Dexter is a man of action, a self-made man who can change his life by going to an elite college and investing cleverly in business. But he can only do those things because he is, specifically, a man. Judy Jones has the same kind of restless, melancholy spirit that Dexter does. But because she is a pretty lady, she becomes an object to be admired (by men like Dexter). Her great talent is her physical beauty, and it is through her body that she tries to find emotional fulfillment. What is this, the 1920s? Oh. Yeah, it is.

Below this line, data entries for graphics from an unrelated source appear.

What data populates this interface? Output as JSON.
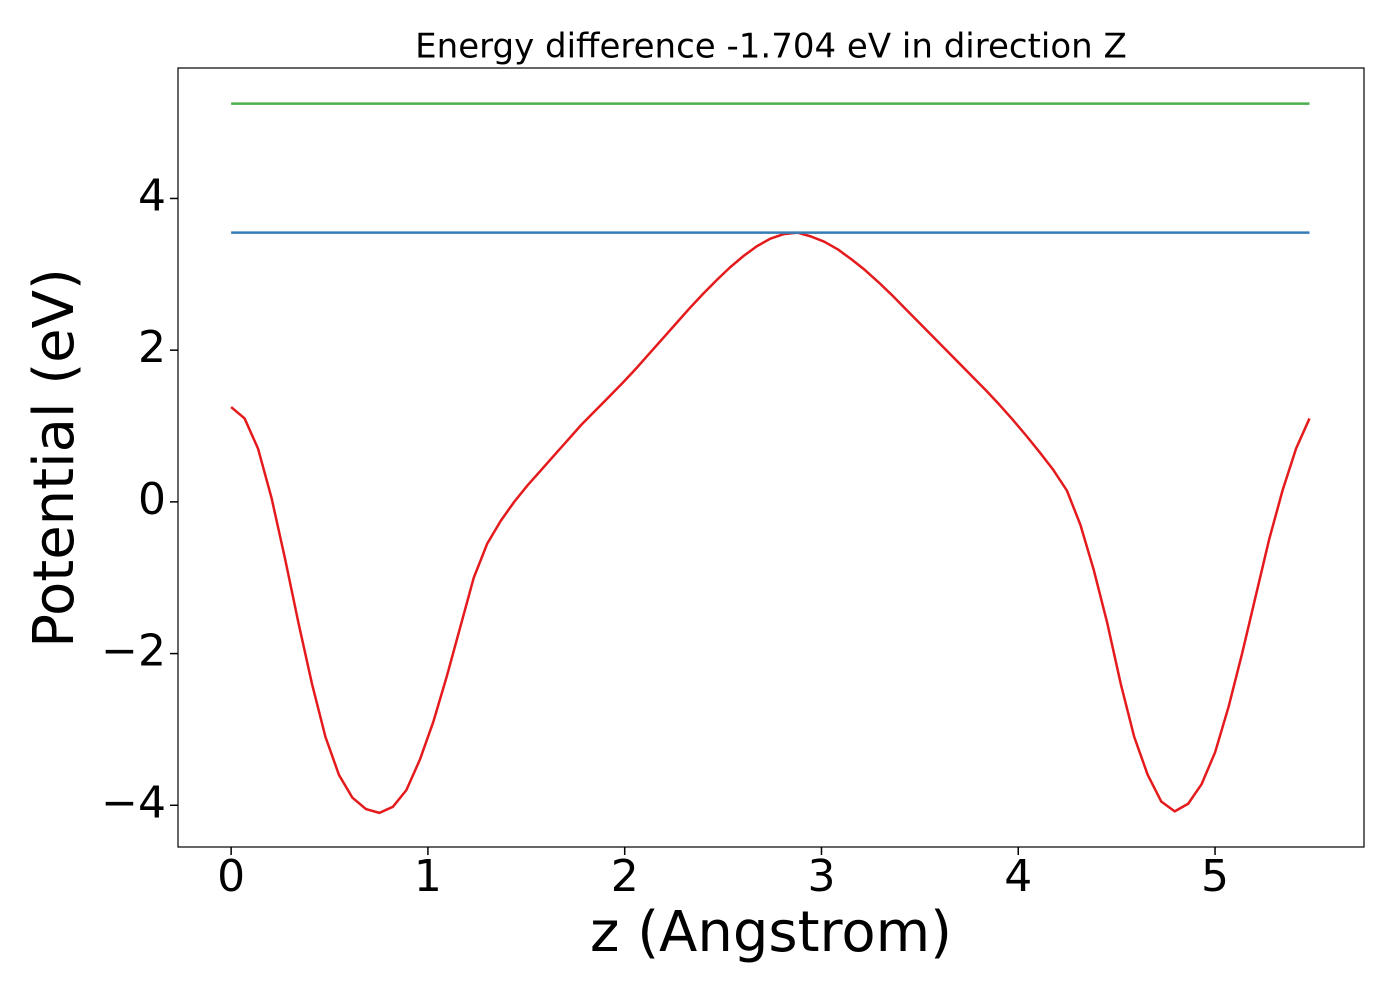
{
  "chart_data": {
    "type": "line",
    "title": "Energy difference -1.704 eV in direction Z",
    "x_label": "z (Angstrom)",
    "y_label": "Potential (eV)",
    "x": [
      0,
      0.0685,
      0.137,
      0.2055,
      0.274,
      0.3425,
      0.411,
      0.4795,
      0.548,
      0.6165,
      0.685,
      0.7535,
      0.822,
      0.8905,
      0.959,
      1.0275,
      1.096,
      1.1645,
      1.233,
      1.3015,
      1.37,
      1.4385,
      1.507,
      1.5755,
      1.644,
      1.7125,
      1.781,
      1.8495,
      1.918,
      1.9865,
      2.055,
      2.1235,
      2.192,
      2.2605,
      2.329,
      2.3975,
      2.466,
      2.5345,
      2.603,
      2.6715,
      2.74,
      2.8085,
      2.877,
      2.9455,
      3.014,
      3.0825,
      3.151,
      3.2195,
      3.288,
      3.3565,
      3.425,
      3.4935,
      3.562,
      3.6305,
      3.699,
      3.7675,
      3.836,
      3.9045,
      3.973,
      4.0415,
      4.11,
      4.1785,
      4.247,
      4.3155,
      4.384,
      4.4525,
      4.521,
      4.5895,
      4.658,
      4.7265,
      4.795,
      4.8635,
      4.932,
      5.0005,
      5.069,
      5.1375,
      5.206,
      5.2745,
      5.343,
      5.4115,
      5.48
    ],
    "series": [
      {
        "color": "#e41a1c",
        "values": [
          1.25,
          1.1,
          0.7,
          0.05,
          -0.75,
          -1.6,
          -2.4,
          -3.1,
          -3.6,
          -3.9,
          -4.05,
          -4.1,
          -4.02,
          -3.8,
          -3.4,
          -2.9,
          -2.3,
          -1.65,
          -1.0,
          -0.55,
          -0.25,
          0.0,
          0.22,
          0.42,
          0.62,
          0.82,
          1.02,
          1.2,
          1.38,
          1.56,
          1.75,
          1.95,
          2.15,
          2.35,
          2.55,
          2.74,
          2.92,
          3.09,
          3.24,
          3.37,
          3.47,
          3.53,
          3.55,
          3.5,
          3.43,
          3.33,
          3.2,
          3.06,
          2.9,
          2.73,
          2.55,
          2.37,
          2.19,
          2.01,
          1.83,
          1.65,
          1.47,
          1.28,
          1.08,
          0.87,
          0.65,
          0.42,
          0.15,
          -0.3,
          -0.9,
          -1.6,
          -2.4,
          -3.1,
          -3.6,
          -3.95,
          -4.08,
          -3.98,
          -3.72,
          -3.3,
          -2.7,
          -2.0,
          -1.25,
          -0.5,
          0.15,
          0.7,
          1.1
        ]
      },
      {
        "color": "#377eb8",
        "x": [
          0,
          5.48
        ],
        "values": [
          3.55,
          3.55
        ]
      },
      {
        "color": "#4daf4a",
        "x": [
          0,
          5.48
        ],
        "values": [
          5.25,
          5.25
        ]
      }
    ],
    "xlim": [
      -0.27,
      5.757
    ],
    "ylim": [
      -4.55,
      5.72
    ],
    "xticks": [
      0,
      1,
      2,
      3,
      4,
      5
    ],
    "yticks": [
      {
        "value": -4,
        "label": "−4"
      },
      {
        "value": -2,
        "label": "−2"
      },
      0,
      2,
      4
    ],
    "grid": false
  }
}
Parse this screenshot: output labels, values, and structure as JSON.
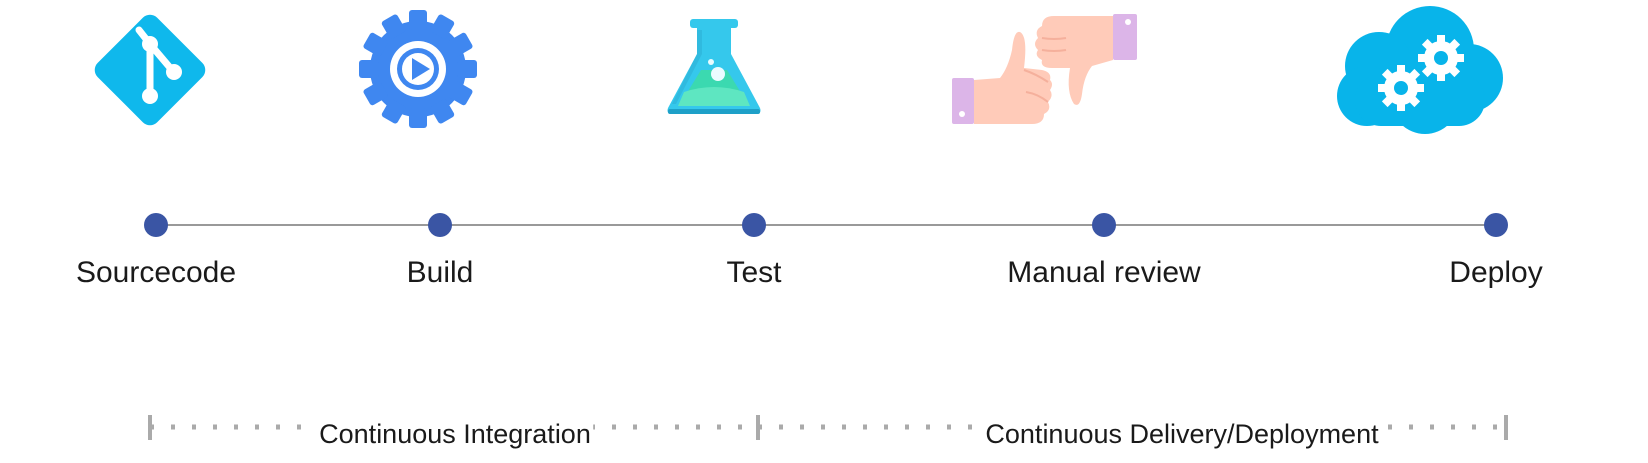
{
  "stages": [
    {
      "label": "Sourcecode",
      "icon": "git-icon"
    },
    {
      "label": "Build",
      "icon": "gear-play-icon"
    },
    {
      "label": "Test",
      "icon": "flask-icon"
    },
    {
      "label": "Manual review",
      "icon": "thumbs-up-down-icon"
    },
    {
      "label": "Deploy",
      "icon": "cloud-gears-icon"
    }
  ],
  "phases": {
    "ci": "Continuous Integration",
    "cd": "Continuous Delivery/Deployment"
  },
  "colors": {
    "dot": "#3a55a4",
    "line": "#999999",
    "git": "#0fb8ec",
    "gear": "#3f87f0",
    "flask": "#35c8ec",
    "flask_liquid": "#3bd9b0",
    "cloud": "#08b4ea",
    "skin": "#ffcbb9",
    "cuff": "#dcb5e8",
    "bracket": "#aaaaaa"
  }
}
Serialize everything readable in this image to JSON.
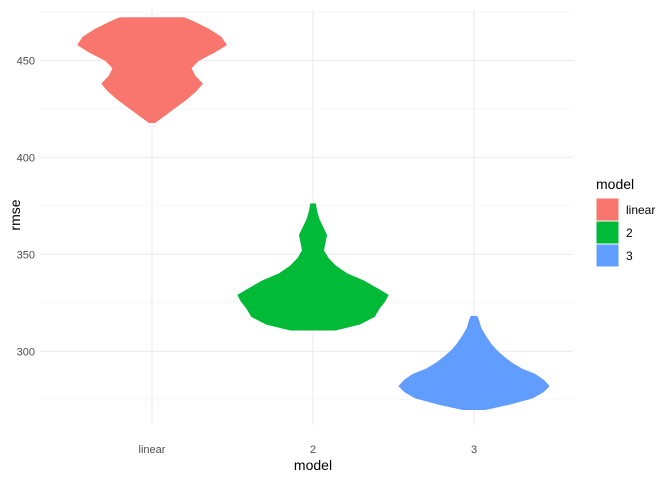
{
  "chart_data": {
    "type": "violin",
    "xlabel": "model",
    "ylabel": "rmse",
    "categories": [
      "linear",
      "2",
      "3"
    ],
    "ylim": [
      262,
      476
    ],
    "yticks": [
      300,
      350,
      400,
      450
    ],
    "y_tick_labels": [
      "300",
      "350",
      "400",
      "450"
    ],
    "grid": true,
    "legend": {
      "title": "model",
      "position": "right",
      "entries": [
        "linear",
        "2",
        "3"
      ]
    },
    "series": [
      {
        "name": "linear",
        "color": "#F8766D",
        "min": 418,
        "max": 472,
        "density": [
          [
            418,
            0.04
          ],
          [
            422,
            0.18
          ],
          [
            426,
            0.32
          ],
          [
            430,
            0.46
          ],
          [
            434,
            0.58
          ],
          [
            438,
            0.67
          ],
          [
            442,
            0.57
          ],
          [
            446,
            0.52
          ],
          [
            450,
            0.62
          ],
          [
            454,
            0.82
          ],
          [
            458,
            0.99
          ],
          [
            462,
            0.92
          ],
          [
            466,
            0.76
          ],
          [
            470,
            0.55
          ],
          [
            472,
            0.43
          ]
        ]
      },
      {
        "name": "2",
        "color": "#00BA38",
        "min": 311,
        "max": 376,
        "density": [
          [
            311,
            0.3
          ],
          [
            314,
            0.62
          ],
          [
            318,
            0.82
          ],
          [
            322,
            0.88
          ],
          [
            326,
            0.96
          ],
          [
            329,
            1.0
          ],
          [
            332,
            0.87
          ],
          [
            336,
            0.69
          ],
          [
            340,
            0.45
          ],
          [
            344,
            0.3
          ],
          [
            348,
            0.2
          ],
          [
            352,
            0.14
          ],
          [
            356,
            0.16
          ],
          [
            360,
            0.18
          ],
          [
            364,
            0.13
          ],
          [
            368,
            0.08
          ],
          [
            372,
            0.05
          ],
          [
            376,
            0.03
          ]
        ]
      },
      {
        "name": "3",
        "color": "#619CFF",
        "min": 270,
        "max": 318,
        "density": [
          [
            270,
            0.15
          ],
          [
            273,
            0.5
          ],
          [
            276,
            0.78
          ],
          [
            279,
            0.92
          ],
          [
            282,
            1.0
          ],
          [
            285,
            0.93
          ],
          [
            288,
            0.82
          ],
          [
            291,
            0.63
          ],
          [
            294,
            0.5
          ],
          [
            297,
            0.4
          ],
          [
            300,
            0.31
          ],
          [
            304,
            0.22
          ],
          [
            308,
            0.15
          ],
          [
            312,
            0.09
          ],
          [
            316,
            0.06
          ],
          [
            318,
            0.04
          ]
        ]
      }
    ]
  }
}
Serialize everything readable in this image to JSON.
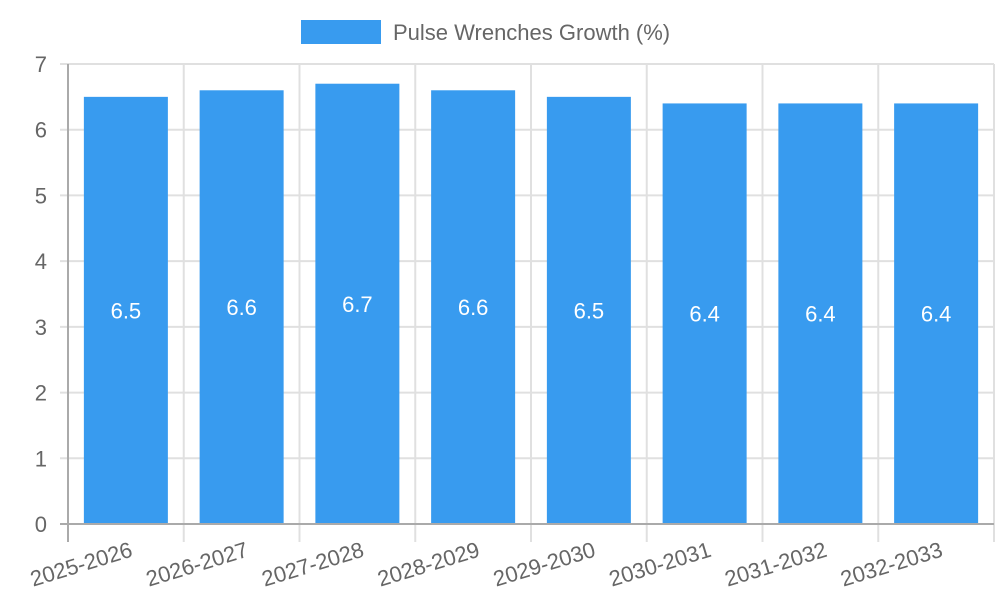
{
  "legend": {
    "label": "Pulse Wrenches Growth (%)",
    "color": "#389BEF"
  },
  "colors": {
    "bar": "#389BEF",
    "grid": "#e0e0e0",
    "axis": "#aaaaaa",
    "text": "#666666"
  },
  "chart_data": {
    "type": "bar",
    "title": "",
    "xlabel": "",
    "ylabel": "",
    "categories": [
      "2025-2026",
      "2026-2027",
      "2027-2028",
      "2028-2029",
      "2029-2030",
      "2030-2031",
      "2031-2032",
      "2032-2033"
    ],
    "series": [
      {
        "name": "Pulse Wrenches Growth (%)",
        "values": [
          6.5,
          6.6,
          6.7,
          6.6,
          6.5,
          6.4,
          6.4,
          6.4
        ]
      }
    ],
    "ylim": [
      0,
      7
    ],
    "yticks": [
      0,
      1,
      2,
      3,
      4,
      5,
      6,
      7
    ],
    "grid": true,
    "legend_position": "top",
    "data_labels": true
  }
}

The other main female character in "Winter Dreams," Irene Scheerer, represents another possible, socially acceptable role for upper class women in the 1920s: wife and mother. Irene is welcoming, friendly, and clearly destined to be great with her kids. While in many ways, Judy and Irene seem like absolute opposites, they share the same essential trait. Their characters are defined in relation to the story's central male figure, Dexter. We have no sense of how Judy and Irene think as rounded characters. The fact that they are women limits their ability to move through multiple social spaces the way that Dexter can.
Judy is a total diva. But her assumption that beauty means (or should mean) happiness is just the 1920s female equivalent to Dexter's belief that money means happiness.
Judy is looking for the same kind of emotional fulfillment from her many partners that Dexter seeks in his business investments. Their two separate responses to the same feeling of loneliness and isolation is the result of gender difference.